Nor is the referendum doing much good for sensible Party management. In the total absence of any kind of Opposition, the Conservative Party seems to be revelling in the largely internal battle, close friends and colleagues, some of whom are still in Government, thinking nothing of launching blistering personal attacks on one another.

The State Opening of Parliament last week, with all its magnificence, with Her Majesty making a most gracious speech, and with a four-day debate on it to follow, has almost disappeared under the waves, the main press interest being the absence of the ‘Sovereignty Bill’ which Mr Cameron had promised as a vain sop to Eurosceptics.

The consequences of all of that are serious and long-reaching, and I do very much regret the way that a perfectly sensible constitutional and economic argument has been allowed to become so personal. Surely civilised and intelligent people should be able to discuss these matters without falling out over it?

Yet I am unashamed in saying that the Referendum is absolutely necessary and a once-in-a-lifetime opportunity to free ourselves from the shackles of the EU. It is a matter of such huge significance to the governance of Britain for a generation and more to come, that it is not a matter which should be decided behind closed doors, nor by the political elite.
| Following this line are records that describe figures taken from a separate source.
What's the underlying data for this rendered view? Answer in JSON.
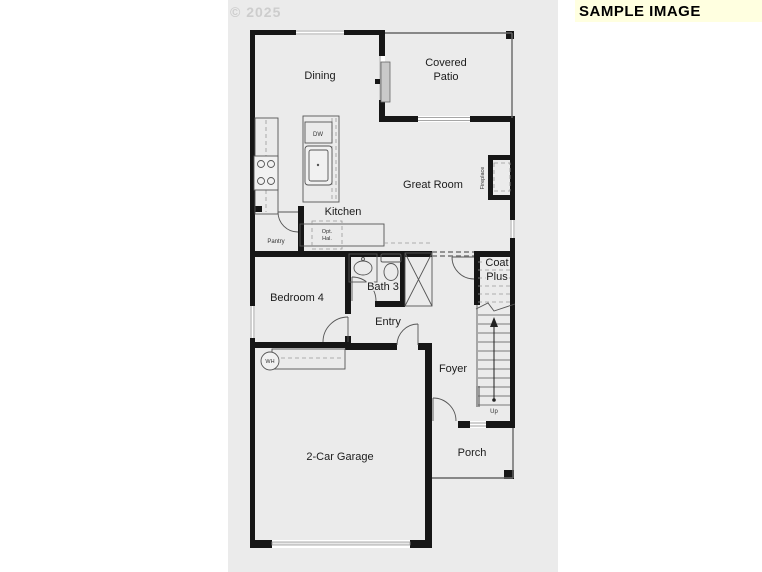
{
  "page": {
    "watermark": "© 2025",
    "sample_badge": "SAMPLE IMAGE"
  },
  "rooms": {
    "dining": "Dining",
    "covered_patio_line1": "Covered",
    "covered_patio_line2": "Patio",
    "great_room": "Great Room",
    "kitchen": "Kitchen",
    "bedroom_4": "Bedroom 4",
    "bath_3": "Bath 3",
    "entry": "Entry",
    "foyer": "Foyer",
    "garage": "2-Car Garage",
    "porch": "Porch",
    "coat_plus_line1": "Coat",
    "coat_plus_line2": "Plus"
  },
  "annotations": {
    "pantry": "Pantry",
    "dishwasher": "DW",
    "opt_hall_line1": "Opt.",
    "opt_hall_line2": "Hal.",
    "water_heater": "WH",
    "fireplace": "Fireplace",
    "stairs_up": "Up"
  },
  "colors": {
    "scan_background": "#ebebeb",
    "wall": "#161616",
    "badge_background": "#ffffe0",
    "badge_text": "#000000",
    "watermark_text": "#cdcdcd"
  }
}
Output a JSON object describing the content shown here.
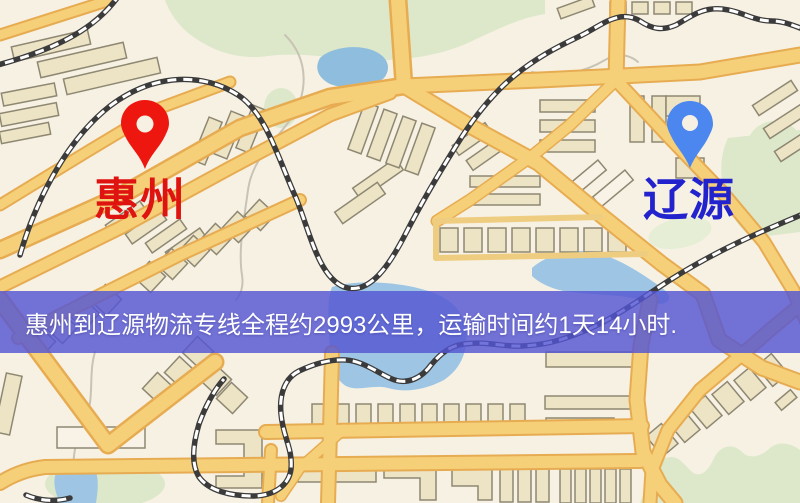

It is a fundamental matter on which the people themselves must decide.

It will be a decision which most people, not being academics, nor economists, will make by instinct, even emotion, rather than hard fact. Do we want to be part of a United States of Europe, stretching from Greece to the Shetlands, 500 million people of a huge diversity of histories and culture bound together in a single strait-jacket? Or do we feel more comfortable being governed from Westminster with the opportunity to get rid of the government every five years if we do not like what they are doing?

That is the simple question at the heart of the debate, and it is a question which we should consider dispassionately and quietly. I am doing a large number of meetings and debates over the next month or so all over North Wiltshire. I very much hope that that spirit of civilised debate will be their hallmark.